News of Tug McGraw's sudden cancer diagnosis hit as hard and loud here as a 90 mph Jose Mesa fastball off the skull of Omar Vizquel.

This pain is all too real, however.

This entire region owes the Tugger thanks for that last pitch to Willie Williams with the bases loaded in 1980. The jump upward. The clutching of his heart. And the celebration that followed the World Series win.

Ya gotta believe the 58-year-old world champion will pull through.

Though I've never met the man, he's responsible for one of my favorite memories growing up.

I owe him for the smile that crossed my mother's face during the last game in 1980. Despite coughing and sputtering, she smiled and laughed with joy as my family watched the victory in our livingroom. Five years later, she died from cancer of the lung and throat.

Now that same killer is stalking the two-time world champion closer. Frank Edwin "Tug" McGraw was the heart and soul of the best Phillies team to take the field. But while other players in the dugout were dour, he was joyous. When his team showed doubt, he never hesitated.

It's no wonder that when he hung up his glove, WPVI-TV channel 6 wanted the eminently quotable ex-pitcher to do broadcast work. His quick smile and affable way made him a surrogate for Jim O'Brien.

Some time during the 15 years I spent upstate working on other newspapers, McGraw and the ABC affiliate parted company. Just a day before word leaked out about his hospitalization, I was wondering why aloud.

Now, we're all left clutching our hearts.


It's two steps forward and a big one back for the birds' defense.

While the Eagles were able to sign linebackers Mark Simoneau and Nate Wayne over the last two weeks, they've lost defensive end Hugh Douglas to the Jaguars.

I won't pretend to be a football expert. Hell, I barely understand the backroom machinations and on-field plotting that goes into building a strong 'D.'

But as a fan, I do know Douglas was one of the most charismatic and exciting players the birds have had in decades. With his many different hair cuts, and a ready wit, he was both engaging and entertaining to watch.

In an age when money talks in pro sports, you can't blame Douglas for going where the dough is. He has clearly given his all to this organization for five years only to be told he's getting too old now and asking for too much.

How many of us wouldn't walk away when treated like that by our bosses?

But to Douglas' credit he hasn't said a disparaging word about his former team. When NBC10 caught up with him in Florida over the weekend, he simply told the station it was time for him to move on. When asked if he had anything to say to fans, he replied, "Hey, at least I didn't go to the Giants."

Vintage Hugh. He knows where we live.


Don't uncross your fingers or exhale, but it looks like some new blood has injected life into the formerly floudering Flyers and the season-long unsensational Sixers.

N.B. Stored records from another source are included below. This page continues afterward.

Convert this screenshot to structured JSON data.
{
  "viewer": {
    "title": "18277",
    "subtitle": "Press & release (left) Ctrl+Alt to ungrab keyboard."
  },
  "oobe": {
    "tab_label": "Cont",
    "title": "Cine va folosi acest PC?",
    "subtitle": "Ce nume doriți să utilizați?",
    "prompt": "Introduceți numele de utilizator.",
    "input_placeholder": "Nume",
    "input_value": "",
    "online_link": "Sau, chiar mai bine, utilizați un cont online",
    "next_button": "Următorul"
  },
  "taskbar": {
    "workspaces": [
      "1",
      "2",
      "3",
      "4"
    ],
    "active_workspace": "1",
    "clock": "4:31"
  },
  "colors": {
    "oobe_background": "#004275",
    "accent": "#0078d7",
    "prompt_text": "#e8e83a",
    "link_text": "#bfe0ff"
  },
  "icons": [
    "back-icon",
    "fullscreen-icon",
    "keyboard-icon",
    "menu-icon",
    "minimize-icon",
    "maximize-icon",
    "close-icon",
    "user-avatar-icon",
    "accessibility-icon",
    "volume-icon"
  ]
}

The Flyers found that out early on this year. The roster from last year remained largely the same in the off season. So did the team's inability to find the net.

But each time the Flyers picked up a new player this season (at least seven times, by my count), the new guy almost always found a way to score during his first game. That trend continued after the trade deadline last week, when the latest acquisition, Tony Amonte, netted his first goal as his Flyers and helped get another.

"When you add one or two players, it makes everyone around you better," coach Ken Hitchcock told our Flyers newswire (SportsNetwork) after Thursday night's 5-3 win over the Carolina Hurricanes. "It adds confidence and raises the skill level."

Here's hoping Amonte keeps up that pace and that John LeClair, who returned during the same game, stays healthy.

The Sixers, who seemed to sleep through the first half of the season, have been on a tear since the all star break and have won 12 of their last 14 games. Not even the loss of center Todd MacCulloch has slowed them down.

When Larry Brown & Co. brought back former Sixer Tyrone Hill two weeks ago, it seem to add fuel to the fire beneath the team. Hmmm, maybe they should bring back Pat Croce too.